Several cytologic variants of MCL have been recognized, including classic, small cell, pleomorphic and blastic, the latter two of which are grouped by some pathologists as the "blastoid variant."[3,4] The classic cytology is observed in approximately 88% of cases, and the lymphoma cells are small to medium sized with irregular nuclei, moderately dispersed chromatin, and inconspicuous nucleoli.[3–5] The small cell subtype accounts for only 2% to 4%, which closely resembles small lymphocytic lymphoma with small round or slightly irregular nuclei and condensed chromatin.

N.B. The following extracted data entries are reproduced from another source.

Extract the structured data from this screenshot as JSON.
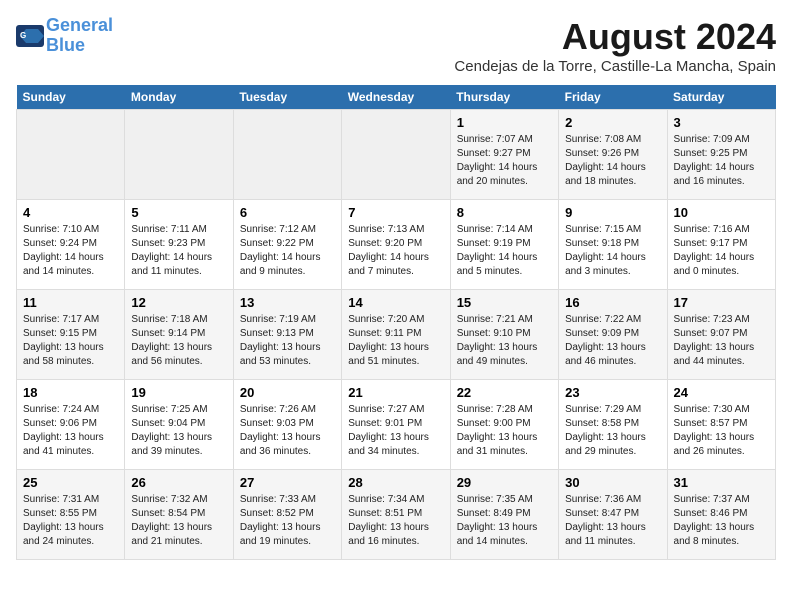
{
  "header": {
    "logo_line1": "General",
    "logo_line2": "Blue",
    "month_title": "August 2024",
    "location": "Cendejas de la Torre, Castille-La Mancha, Spain"
  },
  "days_of_week": [
    "Sunday",
    "Monday",
    "Tuesday",
    "Wednesday",
    "Thursday",
    "Friday",
    "Saturday"
  ],
  "weeks": [
    [
      {
        "day": "",
        "content": ""
      },
      {
        "day": "",
        "content": ""
      },
      {
        "day": "",
        "content": ""
      },
      {
        "day": "",
        "content": ""
      },
      {
        "day": "1",
        "content": "Sunrise: 7:07 AM\nSunset: 9:27 PM\nDaylight: 14 hours\nand 20 minutes."
      },
      {
        "day": "2",
        "content": "Sunrise: 7:08 AM\nSunset: 9:26 PM\nDaylight: 14 hours\nand 18 minutes."
      },
      {
        "day": "3",
        "content": "Sunrise: 7:09 AM\nSunset: 9:25 PM\nDaylight: 14 hours\nand 16 minutes."
      }
    ],
    [
      {
        "day": "4",
        "content": "Sunrise: 7:10 AM\nSunset: 9:24 PM\nDaylight: 14 hours\nand 14 minutes."
      },
      {
        "day": "5",
        "content": "Sunrise: 7:11 AM\nSunset: 9:23 PM\nDaylight: 14 hours\nand 11 minutes."
      },
      {
        "day": "6",
        "content": "Sunrise: 7:12 AM\nSunset: 9:22 PM\nDaylight: 14 hours\nand 9 minutes."
      },
      {
        "day": "7",
        "content": "Sunrise: 7:13 AM\nSunset: 9:20 PM\nDaylight: 14 hours\nand 7 minutes."
      },
      {
        "day": "8",
        "content": "Sunrise: 7:14 AM\nSunset: 9:19 PM\nDaylight: 14 hours\nand 5 minutes."
      },
      {
        "day": "9",
        "content": "Sunrise: 7:15 AM\nSunset: 9:18 PM\nDaylight: 14 hours\nand 3 minutes."
      },
      {
        "day": "10",
        "content": "Sunrise: 7:16 AM\nSunset: 9:17 PM\nDaylight: 14 hours\nand 0 minutes."
      }
    ],
    [
      {
        "day": "11",
        "content": "Sunrise: 7:17 AM\nSunset: 9:15 PM\nDaylight: 13 hours\nand 58 minutes."
      },
      {
        "day": "12",
        "content": "Sunrise: 7:18 AM\nSunset: 9:14 PM\nDaylight: 13 hours\nand 56 minutes."
      },
      {
        "day": "13",
        "content": "Sunrise: 7:19 AM\nSunset: 9:13 PM\nDaylight: 13 hours\nand 53 minutes."
      },
      {
        "day": "14",
        "content": "Sunrise: 7:20 AM\nSunset: 9:11 PM\nDaylight: 13 hours\nand 51 minutes."
      },
      {
        "day": "15",
        "content": "Sunrise: 7:21 AM\nSunset: 9:10 PM\nDaylight: 13 hours\nand 49 minutes."
      },
      {
        "day": "16",
        "content": "Sunrise: 7:22 AM\nSunset: 9:09 PM\nDaylight: 13 hours\nand 46 minutes."
      },
      {
        "day": "17",
        "content": "Sunrise: 7:23 AM\nSunset: 9:07 PM\nDaylight: 13 hours\nand 44 minutes."
      }
    ],
    [
      {
        "day": "18",
        "content": "Sunrise: 7:24 AM\nSunset: 9:06 PM\nDaylight: 13 hours\nand 41 minutes."
      },
      {
        "day": "19",
        "content": "Sunrise: 7:25 AM\nSunset: 9:04 PM\nDaylight: 13 hours\nand 39 minutes."
      },
      {
        "day": "20",
        "content": "Sunrise: 7:26 AM\nSunset: 9:03 PM\nDaylight: 13 hours\nand 36 minutes."
      },
      {
        "day": "21",
        "content": "Sunrise: 7:27 AM\nSunset: 9:01 PM\nDaylight: 13 hours\nand 34 minutes."
      },
      {
        "day": "22",
        "content": "Sunrise: 7:28 AM\nSunset: 9:00 PM\nDaylight: 13 hours\nand 31 minutes."
      },
      {
        "day": "23",
        "content": "Sunrise: 7:29 AM\nSunset: 8:58 PM\nDaylight: 13 hours\nand 29 minutes."
      },
      {
        "day": "24",
        "content": "Sunrise: 7:30 AM\nSunset: 8:57 PM\nDaylight: 13 hours\nand 26 minutes."
      }
    ],
    [
      {
        "day": "25",
        "content": "Sunrise: 7:31 AM\nSunset: 8:55 PM\nDaylight: 13 hours\nand 24 minutes."
      },
      {
        "day": "26",
        "content": "Sunrise: 7:32 AM\nSunset: 8:54 PM\nDaylight: 13 hours\nand 21 minutes."
      },
      {
        "day": "27",
        "content": "Sunrise: 7:33 AM\nSunset: 8:52 PM\nDaylight: 13 hours\nand 19 minutes."
      },
      {
        "day": "28",
        "content": "Sunrise: 7:34 AM\nSunset: 8:51 PM\nDaylight: 13 hours\nand 16 minutes."
      },
      {
        "day": "29",
        "content": "Sunrise: 7:35 AM\nSunset: 8:49 PM\nDaylight: 13 hours\nand 14 minutes."
      },
      {
        "day": "30",
        "content": "Sunrise: 7:36 AM\nSunset: 8:47 PM\nDaylight: 13 hours\nand 11 minutes."
      },
      {
        "day": "31",
        "content": "Sunrise: 7:37 AM\nSunset: 8:46 PM\nDaylight: 13 hours\nand 8 minutes."
      }
    ]
  ]
}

Clinically, this variant is indolent and has a higher 5-year survival rate than the classic type.[3,6] The MCLs with pleomorphic and blastic morphology (~10% combined) are reminiscent of diffuse large B-cell lymphoma and lymphoblastic lymphoma, respectively; both cytologic variants are associated with a high proliferation rate and a poor outcome.[3,5]

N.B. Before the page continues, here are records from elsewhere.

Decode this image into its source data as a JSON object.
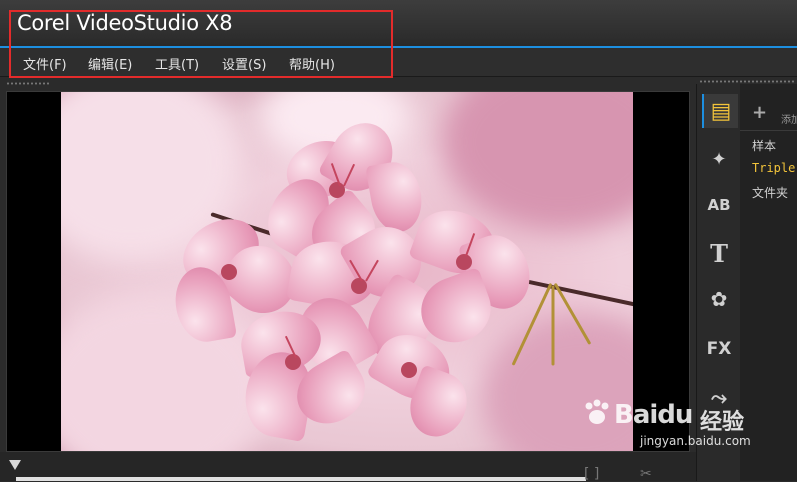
{
  "app": {
    "title": "Corel  VideoStudio X8"
  },
  "menu": {
    "items": [
      {
        "label": "文件(F)"
      },
      {
        "label": "编辑(E)"
      },
      {
        "label": "工具(T)"
      },
      {
        "label": "设置(S)"
      },
      {
        "label": "帮助(H)"
      }
    ]
  },
  "sidebar_tools": [
    {
      "icon": "media-icon",
      "glyph": "▤",
      "active": true
    },
    {
      "icon": "instant-project-icon",
      "glyph": "✦"
    },
    {
      "icon": "transition-icon",
      "glyph": "AB"
    },
    {
      "icon": "title-icon",
      "glyph": "T"
    },
    {
      "icon": "graphic-icon",
      "glyph": "✿"
    },
    {
      "icon": "filter-icon",
      "glyph": "FX"
    },
    {
      "icon": "path-icon",
      "glyph": "⤳"
    }
  ],
  "library": {
    "add_label": "添加",
    "items": [
      {
        "label": "样本"
      },
      {
        "label": "Triple",
        "selected": true
      },
      {
        "label": "文件夹"
      }
    ]
  },
  "preview_controls": {
    "bracket": "[ ]",
    "cut": "✂"
  },
  "watermark": {
    "brand": "Baidu",
    "cn": "经验",
    "sub": "jingyan.baidu.com"
  },
  "colors": {
    "accent": "#1d8fe0",
    "highlight_box": "#e32b2b",
    "selected_text": "#f3c43a"
  }
}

Although patients with MCL are usually treated aggressively, approximately 15% have an indolent clinical course with an overall survival of 7 to 10 years, resulting in the term indolent MCL.[3,7–11] Patients with indolent MCL may defer treatment for a long period with no apparent adverse effects on the outcome. Therefore, it is of paramount importance to identify the different prognostic subgroups of MCL and allow risk-adjusted therapeutic approaches in these patients.

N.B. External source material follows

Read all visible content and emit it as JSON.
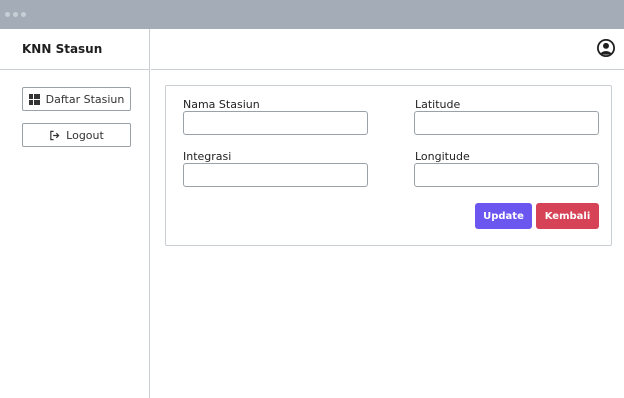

Mantle cell lymphoma with mantle zone growth pattern (MCL-MZGP) is of particular interest. While the diagnosis of MCL with diffuse and/or nodular patterns is usually straightforward, recognition of MCL-MZGP can be problematic due to its rarity and significant morphologic overlaps with reactive mantle zones. Therefore, the pathologic changes could potentially be overlooked even with careful morphologic examination. In addition, the tumor cells may only account for a minute proportion of cells in the lymph node, which may not be readily sampled or detected by flow cytometry. Moreover, the definition of MCL-MZGP remains to be further clarified. Recently, we encountered several cases of incidental MCL-MGZP in the lymph nodes dissected for carcinoma staging, which were very challenging to diagnose without ancillary flow cytometric and cytogenetic studies. Hence, there is a need to identify important morphologic clues that can trigger the suspicion for MCL-MZGP to initiate appropriate further workup.

Prior studies with limited cases suggested that MCL-MZGP was associated with a better prognosis than conventional MCL.[6,8,12] However, it is still not certain whether MCL-MZGP belongs to the category of indolent MCL or represents the early phase of MCL with nodular and/or diffuse patterns. Therefore, in this study, we assessed a large series of cases previously diagnosed as "MCL-MZGP" to extract the important clinical, morphologic, and immunophenotypic features, which may assist in the accurate diagnosis of this entity and the selection of optimal management.